The committee will take a pause in December to digest what was learned over the past five weeks before reconvening on January 6, 2021. Hopefully by this time, there’s an update about the state’s financial situation which will give school leaders a clearer idea of the impact it will have on state aid. The committee’s next steps are to break into smaller groups and begin drilling down into the four buckets and discuss what strategies the district can implement and the time frame for doing so.

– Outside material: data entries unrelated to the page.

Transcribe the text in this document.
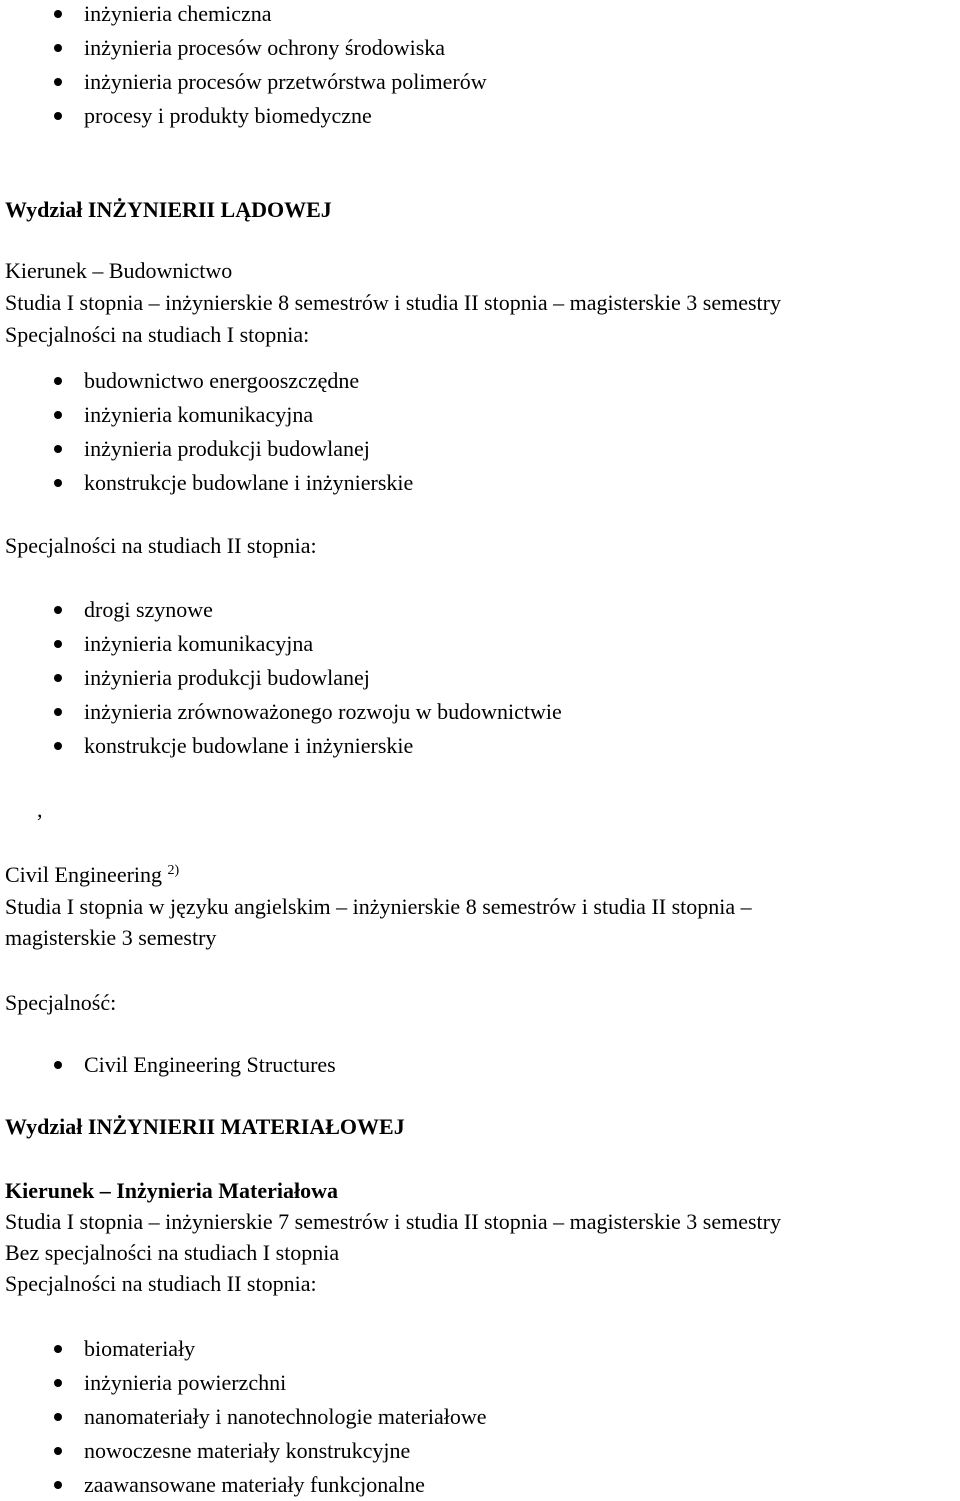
inżynieria chemiczna
inżynieria procesów ochrony środowiska
inżynieria procesów przetwórstwa polimerów
procesy i produkty biomedyczne
Wydział INŻYNIERII LĄDOWEJ
Kierunek – Budownictwo
Studia I stopnia – inżynierskie 8 semestrów i studia II stopnia – magisterskie 3 semestry
Specjalności na studiach I stopnia:
budownictwo energooszczędne
inżynieria komunikacyjna
inżynieria produkcji budowlanej
konstrukcje budowlane i inżynierskie
Specjalności na studiach II stopnia:
drogi szynowe
inżynieria komunikacyjna
inżynieria produkcji budowlanej
inżynieria zrównoważonego rozwoju w budownictwie
konstrukcje budowlane i inżynierskie
,
Civil Engineering $^{2)}$
Studia I stopnia w języku angielskim – inżynierskie 8 semestrów i studia II stopnia –
magisterskie 3 semestry
Specjalność:
Civil Engineering Structures
Wydział INŻYNIERII MATERIAŁOWEJ
Kierunek – Inżynieria Materiałowa
Studia I stopnia – inżynierskie 7 semestrów i studia II stopnia – magisterskie 3 semestry
Bez specjalności na studiach I stopnia
Specjalności na studiach II stopnia:
biomateriały
inżynieria powierzchni
nanomateriały i nanotechnologie materiałowe
nowoczesne materiały konstrukcyjne
zaawansowane materiały funkcjonalne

Nagarajan thanked everyone for their input and patience as the group navigated through uncomfortable situations. “No one wants any of these options,” she adds. “No one wants to see a significant tax increase. No one wants to take days off without pay or end the school year early. And we don’t want to eliminate positions. All of these options impact our students, our staff, and our community in one way or another. I’m glad that we could talk about these topics and that we were all committed to collaborating rather than being taken by surprise or jumping in to make massive changes without giving these strategies and options their due diligence. And hopefully, we won’t have to make any of the reducations this school year and we can be thankful that we are ahead of the game in planning the 2021-22 school budget.”

McGrath added that it is still too soon to know whether or not the projected cuts to state aid will be as significant as predicted. Either way, he cautions, it is likely that we will be dealing with budgetary impacts of the pandemic for several years to come. For this reason, he believes the time everyone has taken to learn the major factors affecting the budgetary process is time well spent. He expressed his thanks to the many voices from our different stakeholder groups who are involved in the process and helped shape the conversations.